Last post 06:32 pm August 22, 2025 by Ian Mitchell
2 replies
06:23 am August 22, 2025

Fellow Scrum practitioners, 

I am curious about your approaches to tracking estimation accuracy and helping teams improve their forecasting abilities.

challenge i faced is Many teams I work with struggle with consistent over/under-estimation, making sprint planning unpredictable and stakeholder communication difficult.

some question for this community which i want to know:

  • Do you track velocity trends beyond simple story point completion?
  • How do you help teams learn from estimation misses without creating blame culture?
  • Any techniques for improving estimation consistency across team members?
  • What metrics do you find most valuable for sprint planning improvements?

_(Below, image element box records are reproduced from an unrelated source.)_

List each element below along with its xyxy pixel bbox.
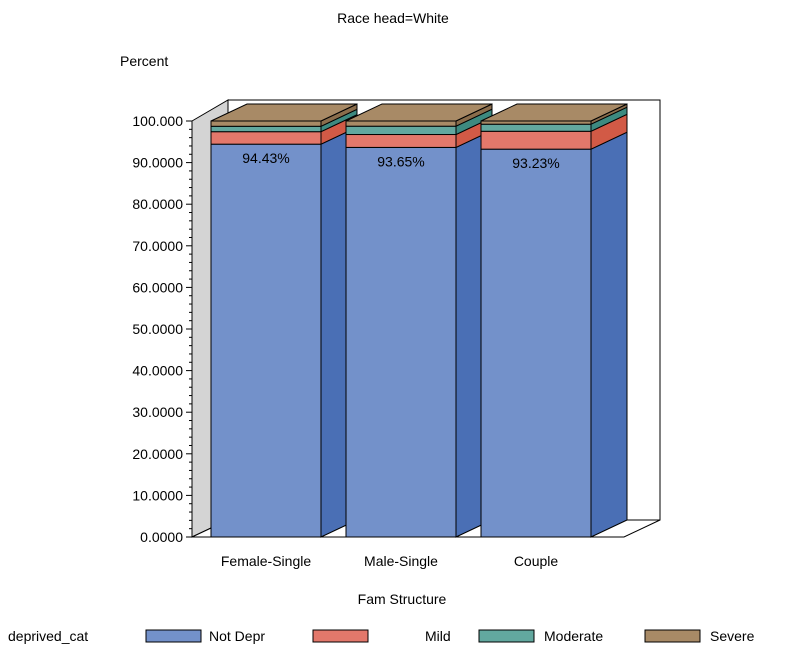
y-tick-label: 0.0000 — [140, 529, 183, 545]
legend-swatch — [312, 629, 369, 643]
plot-area: 0.0000 10.0000 20.0000 30.0000 40.0000 50.000… — [132, 99, 661, 569]
y-tick-label: 100.000 — [132, 113, 183, 129]
bar-segment — [345, 120, 457, 127]
bar-segment — [345, 125, 457, 136]
bar-segment — [345, 134, 457, 148]
bar-stack: 93.65% — [345, 103, 493, 538]
x-tick-label: Female-Single — [221, 553, 311, 569]
data-label: 94.43% — [242, 150, 289, 166]
x-axis-label: Fam Structure — [358, 591, 447, 607]
bar-segment — [210, 120, 322, 127]
bar-segment — [480, 123, 592, 132]
y-tick-label: 30.0000 — [132, 404, 183, 420]
y-tick-label: 20.0000 — [132, 446, 183, 462]
bar-top — [210, 103, 358, 122]
bar-segment — [210, 131, 322, 145]
y-tick-label: 90.0000 — [132, 155, 183, 171]
bar-top — [480, 103, 628, 122]
bar-stack: 94.43% — [210, 103, 358, 538]
bar-segment — [210, 125, 322, 133]
legend-label: Mild — [425, 628, 451, 644]
legend-label: Severe — [710, 628, 755, 644]
y-tick-label: 80.0000 — [132, 196, 183, 212]
y-axis: 0.0000 10.0000 20.0000 30.0000 40.0000 50.000… — [132, 113, 192, 545]
bar-stack: 93.23% — [480, 103, 628, 538]
bar-segment — [480, 148, 592, 538]
bar-segment — [210, 143, 322, 538]
legend: deprived_cat Not Depr Mild Moderate Severe — [8, 628, 755, 644]
legend-swatch — [478, 629, 535, 643]
y-tick-label: 40.0000 — [132, 363, 183, 379]
legend-label: Moderate — [544, 628, 603, 644]
x-tick-label: Couple — [514, 553, 559, 569]
bar-side — [590, 131, 628, 538]
y-tick-label: 70.0000 — [132, 238, 183, 254]
y-tick-label: 60.0000 — [132, 279, 183, 295]
legend-title: deprived_cat — [8, 628, 88, 644]
legend-swatch — [145, 629, 202, 643]
y-tick-label: 50.0000 — [132, 321, 183, 337]
y-tick-label: 10.0000 — [132, 487, 183, 503]
chart-title: Race head=White — [337, 10, 449, 26]
y-axis-label: Percent — [120, 53, 168, 69]
bar-segment — [345, 146, 457, 538]
bar-top — [345, 103, 493, 122]
bar-segment — [480, 130, 592, 150]
legend-label: Not Depr — [209, 628, 265, 644]
data-label: 93.65% — [377, 153, 424, 169]
legend-swatch — [644, 629, 701, 643]
x-tick-label: Male-Single — [364, 553, 438, 569]
data-label: 93.23% — [512, 155, 559, 171]
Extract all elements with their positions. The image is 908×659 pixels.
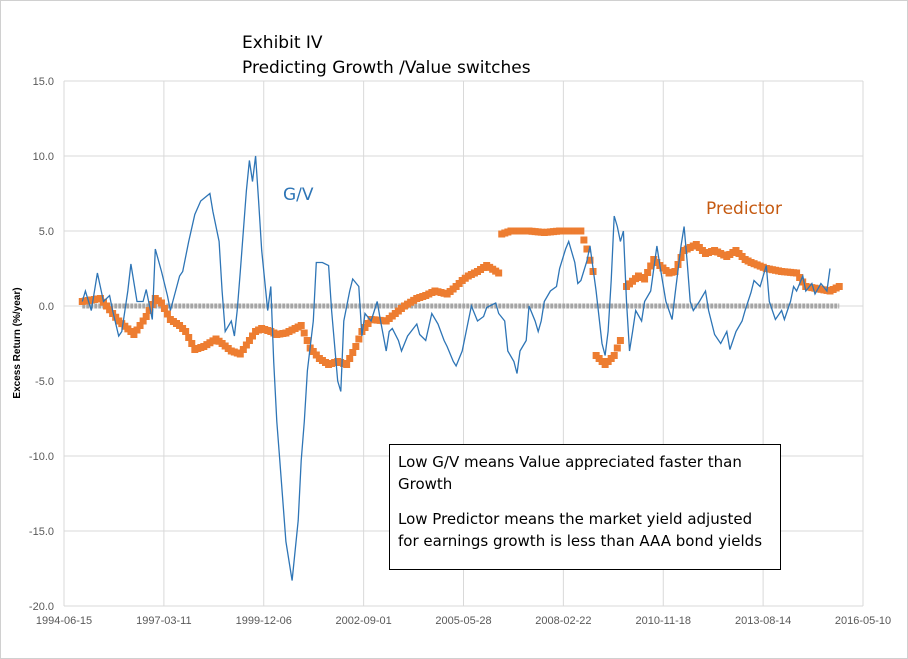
predictor-marker [303, 337, 311, 344]
y-axis-label: Excess Return (%/year) [12, 287, 23, 398]
x-tick-label: 1999-12-06 [236, 615, 292, 627]
predictor-point [583, 245, 591, 253]
predictor-point [142, 313, 150, 320]
predictor-marker [112, 313, 120, 321]
x-tick-label: 2005-05-28 [435, 615, 491, 627]
predictor-marker [160, 305, 168, 312]
predictor-point [130, 331, 138, 338]
predictor-point [343, 361, 351, 368]
y-tick-label: 10.0 [33, 151, 54, 163]
predictor-point [352, 343, 360, 350]
predictor-marker [188, 340, 196, 347]
chart-subtitle: Predicting Growth /Value switches [242, 58, 531, 78]
gv-series-label: G/V [283, 185, 314, 205]
predictor-marker [245, 337, 253, 344]
y-tick-label: -15.0 [29, 526, 54, 538]
predictor-point [236, 350, 244, 358]
predictor-marker [796, 274, 804, 281]
predictor-marker [364, 320, 372, 327]
predictor-point [157, 299, 165, 307]
x-tick-label: 2016-05-10 [835, 615, 891, 627]
predictor-point [182, 328, 190, 335]
predictor-marker [580, 236, 588, 244]
predictor-marker [242, 341, 250, 349]
annotation-box: Low G/V means Value appreciated faster t… [389, 444, 781, 570]
predictor-marker [677, 254, 685, 261]
y-tick-label: -20.0 [29, 601, 54, 613]
predictor-marker [644, 269, 652, 276]
predictor-marker [163, 310, 171, 318]
y-tick-label: -5.0 [35, 376, 54, 388]
chart-title: Exhibit IV [242, 33, 323, 53]
predictor-marker [361, 324, 369, 331]
predictor-marker [586, 256, 594, 264]
predictor-marker [349, 349, 357, 356]
predictor-marker [136, 322, 144, 329]
predictor-point [671, 268, 679, 275]
predictor-marker [148, 301, 156, 308]
gv-series-line [81, 155, 831, 581]
predictor-marker [239, 346, 247, 353]
x-tick-label: 1997-03-11 [136, 615, 191, 627]
x-tick-label: 2013-08-14 [735, 615, 791, 627]
y-tick-label: 15.0 [33, 76, 54, 88]
y-tick-label: 0.0 [39, 301, 54, 313]
predictor-point [616, 337, 624, 344]
predictor-marker [106, 306, 114, 314]
predictor-series [78, 227, 843, 368]
predictor-marker [799, 278, 807, 286]
predictor-marker [185, 334, 193, 341]
predictor-marker [133, 326, 141, 334]
predictor-point [641, 275, 649, 283]
predictor-marker [674, 261, 682, 268]
predictor-point [495, 269, 503, 277]
x-tick-label: 2008-02-22 [535, 615, 591, 627]
x-tick-label: 2010-11-18 [636, 615, 691, 627]
predictor-point [835, 283, 843, 290]
predictor-point [577, 227, 585, 235]
annotation-gv: Low G/V means Value appreciated faster t… [398, 453, 742, 493]
predictor-marker [613, 344, 621, 352]
predictor-series-label: Predictor [706, 199, 782, 219]
predictor-point [610, 352, 618, 359]
predictor-marker [139, 317, 147, 325]
predictor-marker [647, 262, 655, 270]
predictor-marker [109, 310, 117, 317]
predictor-marker [249, 332, 257, 340]
x-tick-label: 2002-09-01 [335, 615, 391, 627]
x-tick-label: 1994-06-15 [36, 615, 92, 627]
predictor-marker [145, 307, 153, 314]
predictor-marker [300, 329, 308, 337]
predictor-point [793, 269, 801, 277]
annotation-predictor: Low Predictor means the market yield adj… [398, 510, 763, 550]
predictor-marker [346, 355, 354, 362]
y-tick-label: -10.0 [29, 451, 54, 463]
predictor-marker [103, 302, 111, 310]
predictor-point [96, 295, 104, 302]
predictor-marker [355, 335, 363, 343]
predictor-point [297, 322, 305, 329]
y-tick-label: 5.0 [39, 226, 54, 238]
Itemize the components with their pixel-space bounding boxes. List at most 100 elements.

Recently started experimenting with visual tracking methods that show estimation vs actual patterns, and it's been eye-opening for teams to see their trends clearly.

Would love to hear your experiences and techniques!


05:38 pm August 22, 2025

I do not track any kind of estimation trends.  Estimation is a guess made at a point in time using the information available at that time. When you start working on things, you usually learn more information which invalidates the original estimate.  There is no sense in trying to track estimates.

If you want to use something to make sprint planning better, switch to flow metrics.  Daniel S. Vacanti has some excellent books on the practice. (https://actionableagile.com/books/)

Consider this analogy for estimates. I want to drive from City A to City B.  I use a map to determine how far the journey is and estimate it will take me 2 hours with one stop to get food.  Then I start my journey.  On the way I encounter traffic delays from 3 different accidents, some construction, furniture that fell of a truck when someone was moving, a flat tire, and a food that took longer than expected because of a special event at the restaurant I wanted to stop at.  So how could I improve my estimation ability for things that are outside of my control and not known at the time I made my estimate?


06:32 pm August 22, 2025

How do you help teams learn from estimation misses without creating blame culture?

To what extent are the Developers in control of the unforeseen things which compromise the estimates they make? 

Do they have external dependencies, for example, which inhibit their ability to create Done work at all?